Qlik, a business intelligence and data integration vendor, transitioned several artificial intelligence tools from preview to general availability. The release introduces components designed to assist engineers in validating and structuring data for production deployments.
The updated platform includes data quality agents that allow developers to establish rules, calculate trust scores for datasets and identify anomalies. The vendor also deployed a catalog to standardize terminology and facilitate the discovery of data assets. A feature labeled Data Products enables teams to curate reusable datasets for subsequent analytics operations.
“This is a good update from Qlik for data engineers using their platform,” Donald Farmer, founder and principal of TreeHive Strategy, told TechTarget. “No big breakthroughs, but very useful AI integration. … For the gap that Qlik correctly identifies -- between ambition and readiness -- this is very helpful.”
To support developers utilizing external tools, Qlik introduced Declarative Pipelines with Coding. This addition allows engineers to operate approved third-party coding agents to construct artificial intelligence pipelines. The release expands Model Context Protocol integration, allowing authorized external applications to access proprietary logic stored within the Qlik environment.
“These capabilities move beyond simply using AI to generate code by embedding agentic AI throughout the data engineering lifecycle,” Stephen Catanzano, an analyst at Omdia, told Techtarget. “Organizations can now discover, validate, govern, and package trusted data products more efficiently, helping reduce engineering backlogs while accelerating delivery of AI-ready data without sacrificing governance or lineage.”

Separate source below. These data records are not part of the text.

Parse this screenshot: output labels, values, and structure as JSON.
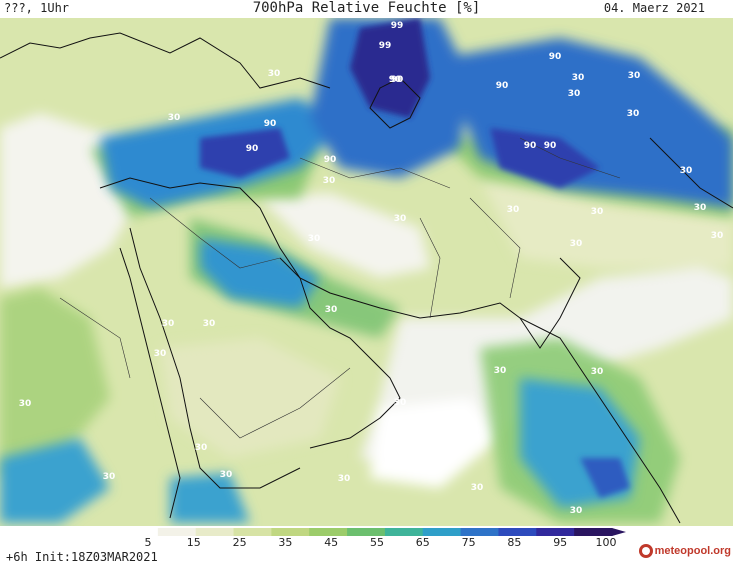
{
  "header": {
    "left": "???, 1Uhr",
    "title": "700hPa Relative Feuchte [%]",
    "date": "04. Maerz 2021"
  },
  "footer": {
    "init": "+6h Init:18Z03MAR2021",
    "brand": "meteopool.org"
  },
  "colorbar": {
    "ticks": [
      "5",
      "15",
      "25",
      "35",
      "45",
      "55",
      "65",
      "75",
      "85",
      "95",
      "100"
    ],
    "colors": [
      "#ffffff",
      "#f3f2e8",
      "#e8ebc9",
      "#d7e3a5",
      "#c0d781",
      "#9ccc6a",
      "#6cbf6e",
      "#3fb49a",
      "#2f9fc9",
      "#2e73c8",
      "#2d4bbd",
      "#31299c",
      "#2a1560"
    ]
  },
  "map_labels": [
    "99",
    "99",
    "90",
    "90",
    "90",
    "90",
    "90",
    "90",
    "90",
    "90",
    "90",
    "30",
    "30",
    "30",
    "30",
    "30",
    "30",
    "30",
    "30",
    "30",
    "30",
    "30",
    "30",
    "30",
    "30",
    "30",
    "30",
    "30",
    "30",
    "30",
    "30",
    "30",
    "30",
    "30",
    "30",
    "30",
    "30",
    "30",
    "30",
    "30"
  ]
}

These technical additions follow organizational shifts at the vendor. Mike Capone stepped down from the chief executive role following the annual Connect conference. Saugata Saha assumed the president and CEO positions shortly after.
“As organizations move from AI pilots to operational AI, the bottleneck is increasingly the data engineering work required to make data trusted, timely, governed and usable by both people and AI agents,” Drew Clarke, Qlik's executive vice president of product and technology, told TechTarget. “Customers told us they need more leverage in that layer, but without giving up governance, lineage or choice.”